The Strathclyde Review was set up by the Government in response to the House of Lords’ decision to decline to consider draft regulations which made significant changes to the thresholds and rates at which tax credits could be claimed, until certain conditions were met.
Both Committees are critical of the focus of the Strathclyde Review with the DPPRC saying the Review is “based on a misunderstanding about the difference between primary and delegated legislation”.
The Constitution Committee states that the review is “not a proper basis for determining constitutional change” and that proceeding with changes to Parliament’s role based on the Review “will only damage Parliament’s role and reputation”.
The Committees both share the view that the remit of the Strathclyde Review is misguided. Both Committees reiterate serious concerns about successive governments proposing primary legislation containing broad and poorly-defined delegated powers. The Constitution Committee states that as a result “delegated legislation has increasingly been used to address issues of principle and policy, rather than to manage administrative and technical changes.”
The DPRRC notes that weakening parliamentary scrutiny of delegated legislation, as proposed by Lord Strathclyde “would tilt the balance of power away from Parliament … towards Government.”
The Constitution Committee states that by tasking Lord Strathclyde to consider the relationship between the two Houses, rather than between Parliament and the Government “the Government focused his Review on the wrong questions … consequently it addressed the wrong issues”.
Both Committees recommend that the Government should not seek to move forward with proposals based on the Strathclyde Review without further consideration, by both Houses, of the delegated legislation process in its entirety.
Conclusions and recommendations
Specific conclusions and recommendations in the Constitution Committee's report include:
- The House of Lords’ rejection of the tax credits regulations does not represent a constitutional crisis.
- The starting point for reviewing how Parliament scrutinises government should not be how the Government can secure its business. Instead the focus should be on how Parliament can perform its scrutiny role effectively.
- The Government should consider the extent to which it is appropriate to make legislative changes with significant financial implications through delegated legislation. The House of Commons already has its financial privilege assured in relation to measures contained in finance bills.
- The Government should recognise the need for restraint in its use of delegated powers and take care to ensure that proposals for delegated powers are appropriately detailed and narrow in scope.
Commenting Lord Lang of Monkton, Chairman of the Constitution Committee, said:
“The Strathclyde Review was asked the wrong questions by the Government. The role of the House of Lords in rejecting the tax credits regulations was not about the House of Lords versus the House of Commons; it was about Parliament scrutinising the Government.

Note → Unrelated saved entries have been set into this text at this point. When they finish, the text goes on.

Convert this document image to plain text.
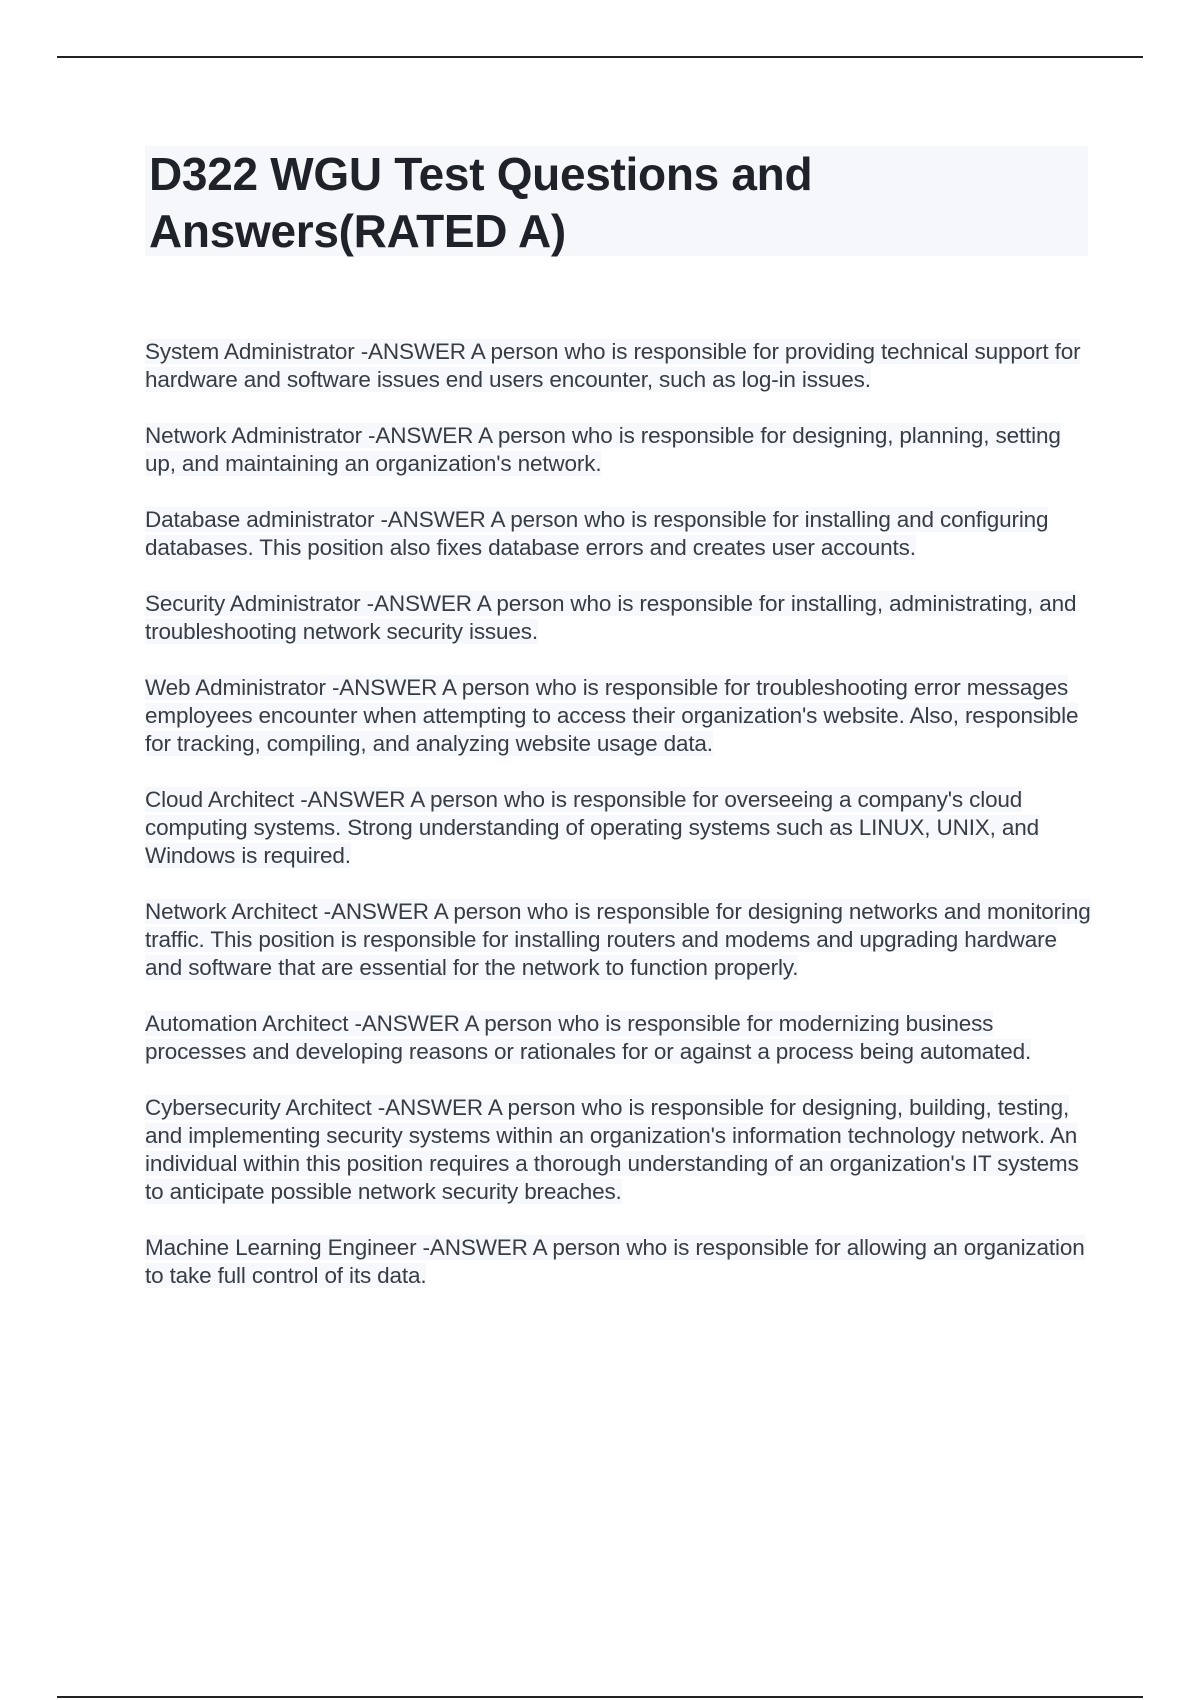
D322 WGU Test Questions and Answers(RATED A)

System Administrator -ANSWER A person who is responsible for providing technical support for hardware and software issues end users encounter, such as log-in issues.

Network Administrator -ANSWER A person who is responsible for designing, planning, setting up, and maintaining an organization's network.

Database administrator -ANSWER A person who is responsible for installing and configuring databases. This position also fixes database errors and creates user accounts.

Security Administrator -ANSWER A person who is responsible for installing, administrating, and troubleshooting network security issues.

Web Administrator -ANSWER A person who is responsible for troubleshooting error messages employees encounter when attempting to access their organization's website. Also, responsible for tracking, compiling, and analyzing website usage data.

Cloud Architect -ANSWER A person who is responsible for overseeing a company's cloud computing systems. Strong understanding of operating systems such as LINUX, UNIX, and Windows is required.

Network Architect -ANSWER A person who is responsible for designing networks and monitoring traffic. This position is responsible for installing routers and modems and upgrading hardware and software that are essential for the network to function properly.

Automation Architect -ANSWER A person who is responsible for modernizing business processes and developing reasons or rationales for or against a process being automated.

Cybersecurity Architect -ANSWER A person who is responsible for designing, building, testing, and implementing security systems within an organization's information technology network. An individual within this position requires a thorough understanding of an organization's IT systems to anticipate possible network security breaches.

Machine Learning Engineer -ANSWER A person who is responsible for allowing an organization to take full control of its data.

These events have, however, brought our growing concerns about successive governments’ use of delegated legislation to the fore. We hope that both Houses will take this opportunity to consider the delegated legislation process in its entirety and address the concerns expressed by us and many others about primary legislation that contains broad and poorly-defined delegated powers, including Henry VIII powers, that give too much discretion to ministers.”